Sonderzahlung

So viel Weihnachtsgeld erhalten die Berliner

Volles Gehalt oder fester Betrag: Die größten Arbeitgeber der Stadt gehen sehr unterschiedlich mit der Sonderzahlung um

Welcher Jubel, welche Freude, wenn anlässlich des Weihnachtsfests eine höhere Gehaltszahlung des Arbeitgebers auf dem Konto landet. Doch der Geldsegen fällt für Berliner Beschäftigte höchst unterschiedlich aus. Die Berliner Morgenpost hat bei den 50 größten Unternehmen, nachgefragt, wie sie es mit dem Weihnachtsgeld für ihre insgesamt rund 237.000 Mitarbeiter halten:

Am besten dran sind Bankmitarbeiter. Ihre Tarifverträge sehen die Zahlung eines vollen 13. Monatsgehalts vor. Die Kreditinstitute zahlen, wie die meisten anderen Unternehmen auch, schon vor dem ersten Advent im November. 100 Prozent werden ebenfalls bei Vattenfall, Axel Springer und den Berliner Wasserbetrieben für die tariflichen Mitarbeiter gezahlt.
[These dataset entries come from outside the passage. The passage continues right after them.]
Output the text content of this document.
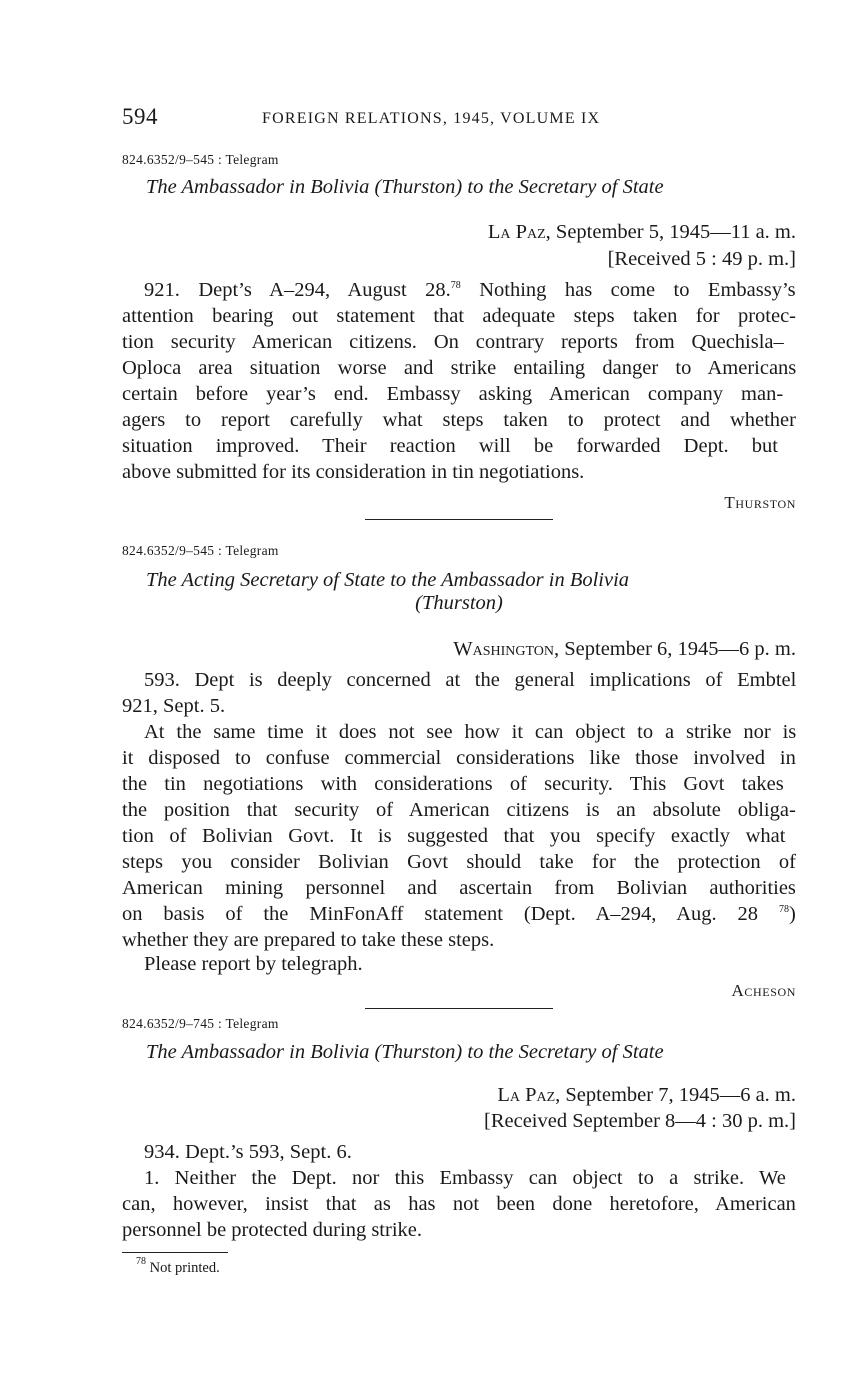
594	FOREIGN RELATIONS, 1945, VOLUME IX
824.6352/9–545 : Telegram
The Ambassador in Bolivia (Thurston) to the Secretary of State
La Paz, September 5, 1945—11 a. m.
[Received 5 : 49 p. m.]
921. Dept’s A–294, August 28.78 Nothing has come to Embassy’s
attention bearing out statement that adequate steps taken for protec-
tion security American citizens. On contrary reports from Quechisla–
Oploca area situation worse and strike entailing danger to Americans
certain before year’s end. Embassy asking American company man-
agers to report carefully what steps taken to protect and whether
situation improved. Their reaction will be forwarded Dept. but
above submitted for its consideration in tin negotiations.
Thurston
824.6352/9–545 : Telegram
The Acting Secretary of State to the Ambassador in Bolivia
(Thurston)
Washington, September 6, 1945—6 p. m.
593. Dept is deeply concerned at the general implications of Embtel
921, Sept. 5.
At the same time it does not see how it can object to a strike nor is
it disposed to confuse commercial considerations like those involved in
the tin negotiations with considerations of security. This Govt takes
the position that security of American citizens is an absolute obliga-
tion of Bolivian Govt. It is suggested that you specify exactly what
steps you consider Bolivian Govt should take for the protection of
American mining personnel and ascertain from Bolivian authorities
on basis of the MinFonAff statement (Dept. A–294, Aug. 28 $^{78}$)
whether they are prepared to take these steps.
Please report by telegraph.
Acheson
824.6352/9–745 : Telegram
The Ambassador in Bolivia (Thurston) to the Secretary of State
La Paz, September 7, 1945—6 a. m.
[Received September 8—4 : 30 p. m.]
934. Dept.’s 593, Sept. 6.
1. Neither the Dept. nor this Embassy can object to a strike. We
can, however, insist that as has not been done heretofore, American
personnel be protected during strike.
$^{78}$ Not printed.
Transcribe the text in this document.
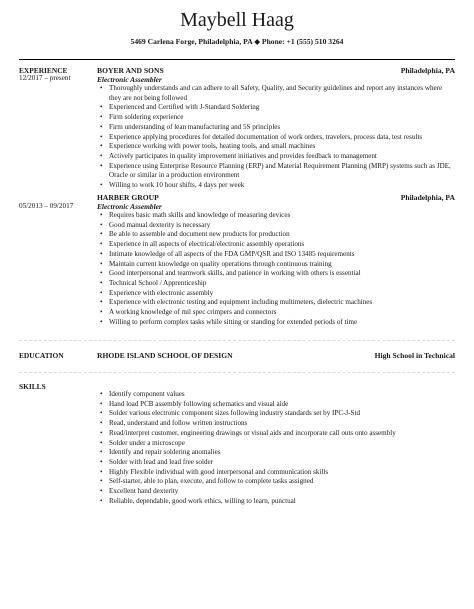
Maybell Haag
5469 Carlena Forge, Philadelphia, PA ◆ Phone: +1 (555) 510 3264
EXPERIENCE
12/2017 – present
BOYER AND SONS	Philadelphia, PA
Electronic Assembler
• Thoroughly understands and can adhere to all Safety, Quality, and Security guidelines and report any instances where they are not being followed
• Experienced and Certified with J-Standard Soldering
• Firm soldering experience
• Firm understanding of lean manufacturing and 5S principles
• Experience applying procedures for detailed documentation of work orders, travelers, process data, test results
• Experience working with power tools, heating tools, and small machines
• Actively participates in quality improvement initiatives and provides feedback to management
• Experience using Enterprise Resource Planning (ERP) and Material Requirement Planning (MRP) systems such as JDE, Oracle or similar in a production environment
• Willing to work 10 hour shifts, 4 days per week
05/2013 – 09/2017
HARBER GROUP	Philadelphia, PA
Electronic Assembler
• Requires basic math skills and knowledge of measuring devices
• Good manual dexterity is necessary
• Be able to assemble and document new products for production
• Experience in all aspects of electrical/electronic assembly operations
• Intimate knowledge of all aspects of the FDA GMP/QSR and ISO 13485 requirements
• Maintain current knowledge on quality operations through continuous training
• Good interpersonal and teamwork skills, and patience in working with others is essential
• Technical School / Apprenticeship
• Experience with electronic assembly
• Experience with electronic testing and equipment including multimeters, dielectric machines
• A working knowledge of mil spec crimpers and connectors
• Willing to perform complex tasks while sitting or standing for extended periods of time
EDUCATION	RHODE ISLAND SCHOOL OF DESIGN	High School in Technical
SKILLS
• Identify component values
• Hand load PCB assembly following schematics and visual aide
• Solder various electronic component sizes following industry standards set by IPC-J-Std
• Read, understand and follow written instructions
• Read/interpret customer, engineering drawings or visual aids and incorporate call outs onto assembly
• Solder under a microscope
• Identify and repair soldering anomalies
• Solder with lead and lead free solder
• Highly Flexible individual with good interpersonal and communication skills
• Self-starter, able to plan, execute, and follow to complete tasks assigned
• Excellent hand dexterity
• Reliable, dependable, good work ethics, willing to learn, punctual
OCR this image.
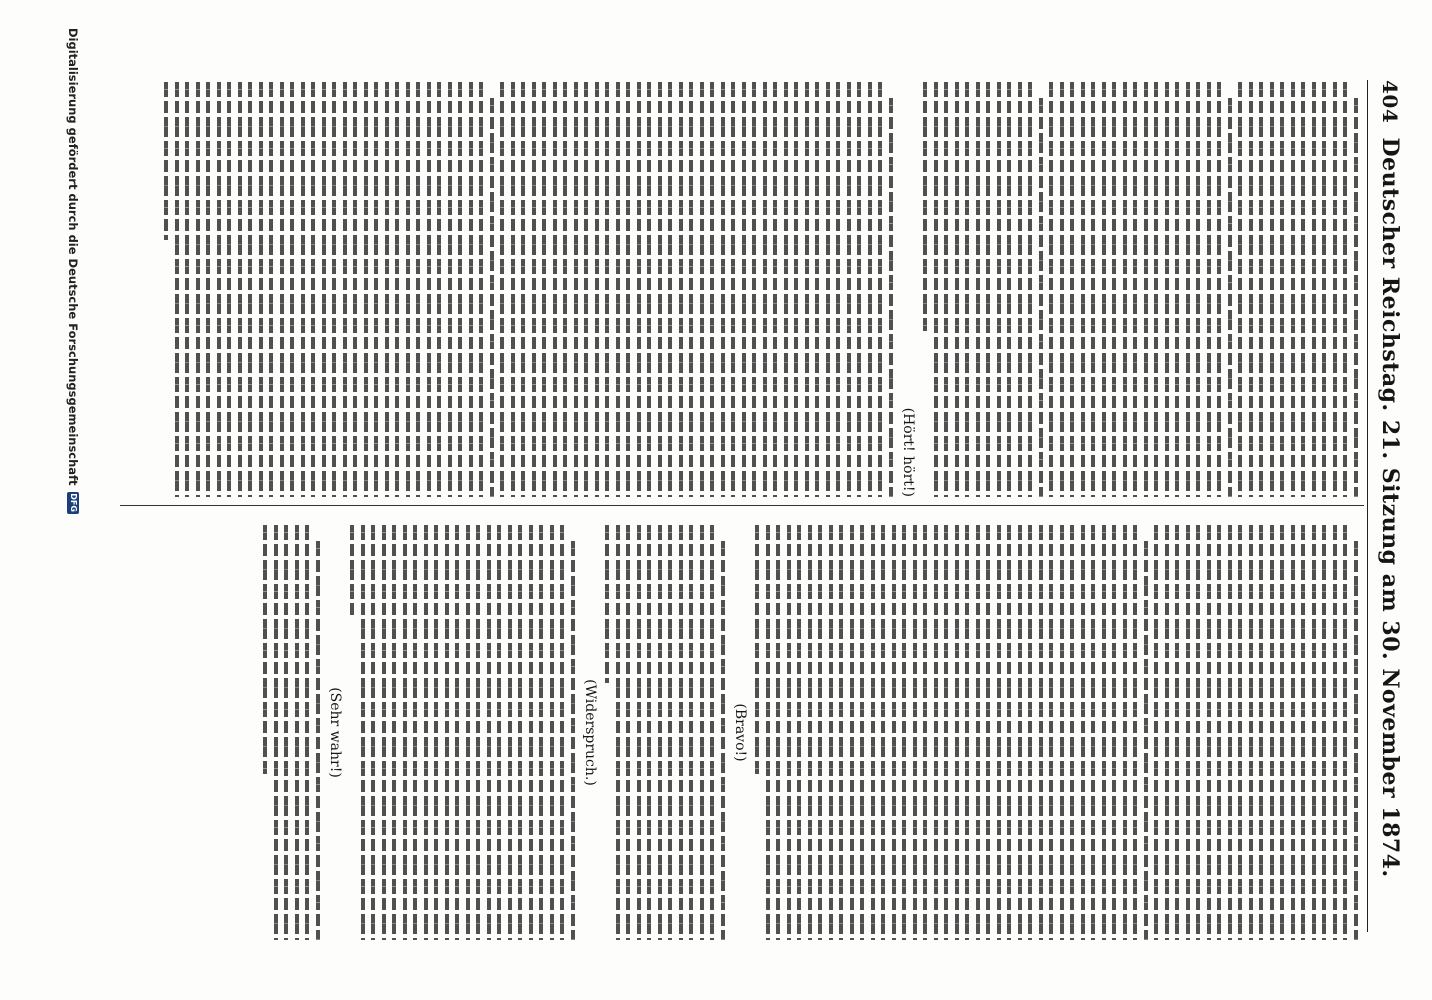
404
Deutscher Reichstag. 21. Sitzung am 30. November 1874.
(Hört! hört!)
(Bravo!)
(Widerspruch.)
(Sehr wahr!)
Digitalisierung gefördert durch die Deutsche Forschungsgemeinschaft
DFG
Das größte Unternehmen der Stadt, die Deutsche Bahn, zahlt zwar allen ihren rund 19.000 Mitarbeitern Weihnachtsgeld, die Höhe ist aber unterschiedlich. Das Unternehmen teilt mit, dass mehr als die Hälfte der Mitarbeiter eine Sonderzahlung von mindestens 100 Prozent ihres Monatseinkommens erhalten. Über den Betrag ihres normalen Bruttolohns hinaus, profitieren diese Mitarbeiter zusätzlich von variablen Entgeltbestandteilen. Damit sind sie die Berliner Weihnachtsgeldelite. Über die Höhe der Bezüge der übrigen Mitarbeiter teilt die Bahn nichts mit.

Weniger Geld im Osten

Einige Unternehmen sehen kein Weihnachtsgeld beziehungsweise keine Jahressonderzahlung für die Mitarbeiter vor. Die Deutsche Telekom etwa zahlt Jahreszielgehälter, die monatlich zu einem Zwölftel überwiesen werden. Darin sind eventuelle frühere Urlaubs- und Weihnachtszahlungen schon enthalten. Viele Arbeitgeber machen gar keine oder sehr vage Angaben, so auch vier der sieben angefragten Unternehmen der Sozialwirtschaft. Keine Branche ist stärker in der Liste der 50 größten Unternehmen vertreten. Ganz unabhängig von Leistung oder Lohnhöhe zahlen die Berliner Verkehrsbetriebe. Hier gibt es für jeden Mitarbeiter eine Einmalzahlung von 1200 Euro. Voraussetzung ist hier, wie in den meisten Unternehmen, eine mindestens einjährige Betriebszugehörigkeit.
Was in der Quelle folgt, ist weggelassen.